Un banquet s’imposait. La ville de Mâcon fut à la hauteur de la circonstance. Mme de Lamartine était alors à Vichy : jour par jour, Lamartine la tient au courant. On craignit un instant que le banquet ne fût peu nombreux ; mais il tourna vite à la grande manifestation. « Le banquet s’enthousiasme de partout. J’ai fait changer la place publique qui ne me plaisait pas, ce sera dans une magnifique enceinte vers la prairie de Lyon avec des tribunes pour deux mille femmes. Il y aura deux mille convives à peu près. Cela chauffe... (10 juillet). » Deux jours après : « Le banquet devient colossal... Je n’ai que cette minute : le temps brûle comme le ciel. » Le 15 : « C’est aujourd’hui jeudi. Je n’ai plus que trois jours pour arriver au banquet. C’est ma seule pensée... » Il arriva enfin, le jour si fiévreusement attendu. Près de six mille personnes étaient accourues. Lamartine dans son discours avoua que la pensée des Girondins était de rallumer la flamme de 1789, et menaça la royauté de la « révolution du mépris. » Il parla dans les éclairs et le tonnerre — littéralement.
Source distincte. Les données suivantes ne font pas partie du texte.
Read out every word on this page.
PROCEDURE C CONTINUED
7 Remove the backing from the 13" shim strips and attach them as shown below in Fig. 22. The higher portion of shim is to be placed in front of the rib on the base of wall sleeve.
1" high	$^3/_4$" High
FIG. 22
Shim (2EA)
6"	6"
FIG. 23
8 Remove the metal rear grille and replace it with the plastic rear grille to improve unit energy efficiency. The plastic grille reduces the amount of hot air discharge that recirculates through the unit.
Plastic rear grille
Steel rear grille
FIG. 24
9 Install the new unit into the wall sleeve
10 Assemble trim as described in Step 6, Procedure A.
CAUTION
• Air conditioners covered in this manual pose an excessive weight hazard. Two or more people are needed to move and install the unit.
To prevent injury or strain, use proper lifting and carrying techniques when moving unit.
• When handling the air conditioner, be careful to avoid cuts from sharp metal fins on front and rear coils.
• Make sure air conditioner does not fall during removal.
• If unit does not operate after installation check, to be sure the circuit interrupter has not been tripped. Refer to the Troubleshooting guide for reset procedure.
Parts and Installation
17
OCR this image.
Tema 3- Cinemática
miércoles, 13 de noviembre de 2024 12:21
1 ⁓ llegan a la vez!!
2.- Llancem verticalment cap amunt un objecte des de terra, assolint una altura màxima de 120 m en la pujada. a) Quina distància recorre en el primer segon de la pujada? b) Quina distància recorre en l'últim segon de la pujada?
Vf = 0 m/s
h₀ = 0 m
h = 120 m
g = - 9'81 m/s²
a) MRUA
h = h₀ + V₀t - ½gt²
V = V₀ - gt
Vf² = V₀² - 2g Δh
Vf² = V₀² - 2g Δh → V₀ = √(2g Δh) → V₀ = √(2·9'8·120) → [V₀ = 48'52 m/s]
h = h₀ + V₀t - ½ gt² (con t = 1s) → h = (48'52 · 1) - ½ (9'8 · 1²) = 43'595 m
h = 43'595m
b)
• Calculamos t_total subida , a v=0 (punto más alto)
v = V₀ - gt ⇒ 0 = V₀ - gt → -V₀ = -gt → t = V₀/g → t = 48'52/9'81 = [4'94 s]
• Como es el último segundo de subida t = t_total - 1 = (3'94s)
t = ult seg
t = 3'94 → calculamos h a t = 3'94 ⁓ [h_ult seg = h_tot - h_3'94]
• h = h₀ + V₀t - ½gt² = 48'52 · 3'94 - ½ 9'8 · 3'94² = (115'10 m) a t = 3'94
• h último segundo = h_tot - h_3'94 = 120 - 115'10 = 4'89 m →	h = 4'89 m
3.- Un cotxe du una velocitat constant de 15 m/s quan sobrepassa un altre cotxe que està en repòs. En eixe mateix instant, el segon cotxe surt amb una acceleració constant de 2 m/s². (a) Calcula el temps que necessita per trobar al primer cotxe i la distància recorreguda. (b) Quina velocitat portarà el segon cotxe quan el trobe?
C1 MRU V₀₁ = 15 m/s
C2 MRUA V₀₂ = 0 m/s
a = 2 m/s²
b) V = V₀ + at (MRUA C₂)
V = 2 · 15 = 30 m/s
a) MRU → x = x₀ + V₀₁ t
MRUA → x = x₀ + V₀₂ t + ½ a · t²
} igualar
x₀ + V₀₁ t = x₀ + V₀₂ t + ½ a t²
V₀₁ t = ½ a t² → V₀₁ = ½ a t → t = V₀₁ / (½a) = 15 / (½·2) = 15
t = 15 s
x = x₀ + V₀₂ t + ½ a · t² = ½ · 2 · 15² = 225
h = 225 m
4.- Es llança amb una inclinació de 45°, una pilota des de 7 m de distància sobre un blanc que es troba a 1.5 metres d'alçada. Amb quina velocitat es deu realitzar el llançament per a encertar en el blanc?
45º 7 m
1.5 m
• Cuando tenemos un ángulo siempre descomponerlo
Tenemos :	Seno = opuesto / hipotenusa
La scène a été racontée maintes fois ; mais nul récit ne vaut celui qu’en transmettait, le lendemain, Lamartine lui-même à l’épouse attristée, non sans raison, et inquiète.


Lundi, Monceau[2].

Tout va bien. Il n’y a pas eu de tumulte. Ce soir on vient ici en famille souper sous les arbres, vingt ou trente. Ronchaud Ponsard, Aubel sont avec moi, Bruys, etc.

Quant au banquet, il a été à la fois sublime et déplorable.

Sublime par près de trois mille convives à table et autant de femmes et

  1. Thureau-Dangin, Histoire de la Monarchie de juillet, VII, 49.
  2. A Mme de Lamartine, maison Sevigny, place de la mairie, à Vichy.